Children & Young People Now
By Gabriella Jozwiak, Monday 08 April 2013
Youth workers have warned that dangerous dog ownership among young people is complicating efforts to deter them from gangs.
Youth workers said dogs were a status symbol among young people. Image: Hugo Quintero
Their comments followed research that showed young people were using aggressive dogs as a “business asset” in illegal activity.
The study by criminologist Simon Harding found children and young people were breeding dogs to make money and protect them during illegal business, such as drug dealing and collecting debts.
A north London community engagement advisor for Jobcentre Plus, who wished to remain anonymous to ensure his work with gang members was not damaged, backed Harding’s findings.
“Unfortunately, this is a very realistic picture of how dogs are used as a weapon and a commodity within gangs in London and across the UK,” he said.
“The ownership of a well-trained and powerful dog is an enormous status symbol that amplifies the authority of a gang member and their gang, and is an asset to be used to mark territory and threaten opposing gangs.
“As well as an intimidation tool towards other groups, dog ownership is seen as a skill which earns the gang member more respect and a more secure position within their own gang.”
The youth worker said young people formed strong attachments to their dogs, which could make it harder for them to withdraw from gangs.
“When I work to re-locate ex-gang members, it can be painful for them to leave their dog behind as it has been such a protector and so embedded in their sense of personal safety,” he said.
Thomas Lawson, chief executive of the youth charity Leap Confronting Conflict, said dogs were complicating “the challenge of supporting young people to leave gangs or change their relationships with gangs”.
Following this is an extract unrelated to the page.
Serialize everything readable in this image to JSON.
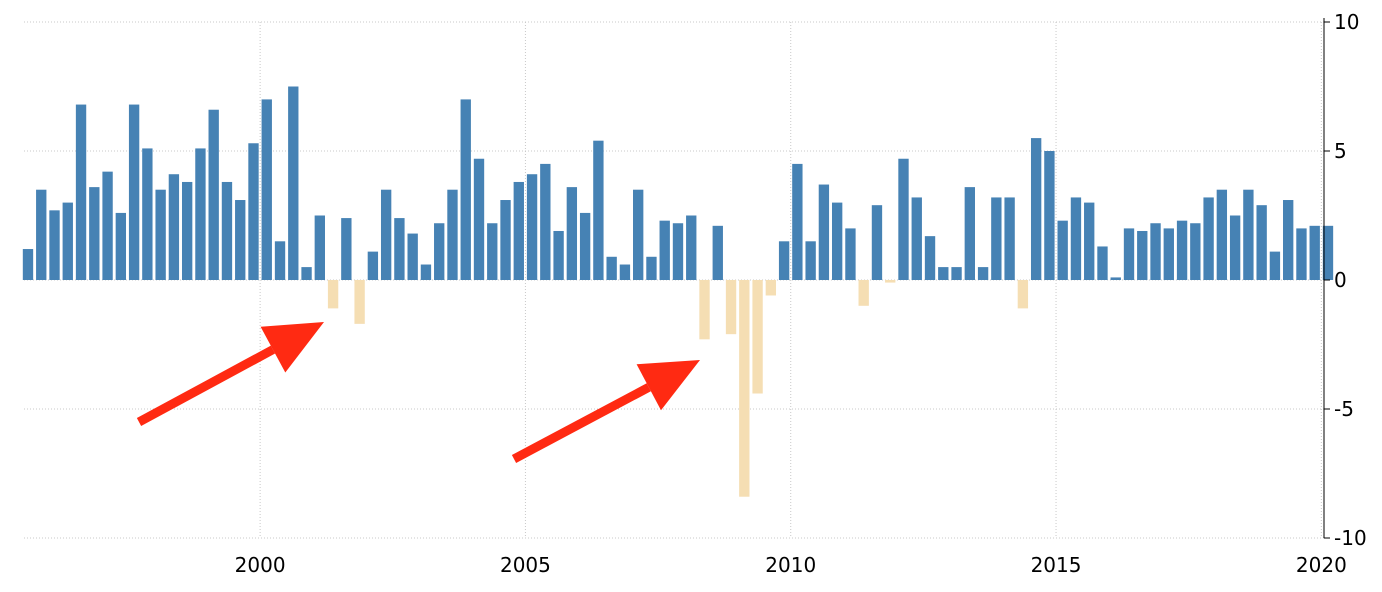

“The benefits of gang membership are very similar to the benefits of having a circle of friends, which include a sense of safety and feelings of status and reputation,” said Lawson.
“It is easy to see how dog ownership can enhance these benefits. The challenge for those of us who are trying to support young people to leave gangs is how we can help them to see that the benefits of leaving a gang outstrip those of staying in one.”
Speaking at a conference in London last week, Harding said his interviews with more than 100 dog-owners revealed they were using the animals as a “minder” or “heavy”.
He said that the dogs were “used in drug deals, gambling debts and loan-sharking, where their owners do not have recourse to law if the money owed is not paid because his business is illegal”.
“For many young people, dogs are increasingly viewed as a commodity that can be traded up or down like a mobile phone.
“It has become less about whether the dog will fit into family life and more about ‘what will this dog do for me, how much will it make me?’”
A 16-year-old told Harding: “It’s not just a dog, it’s a half-bullmastiff and half-pit bull. I’ll probably get another – we are looking to breed it – and we would get about £2,000 per dog.”
A 17-year-old boy said about pit bulls: “People know that if you are breeding you are making money from them.”
Figures presented by Harding from the RSPCA showed a rise in the number of illegal dogs the charity has seized from 40 in 2005/06 to more than 700 in 2008/09.
The organisation also reported a 12-fold increase in reports of dog fighting between 2004 and 2008.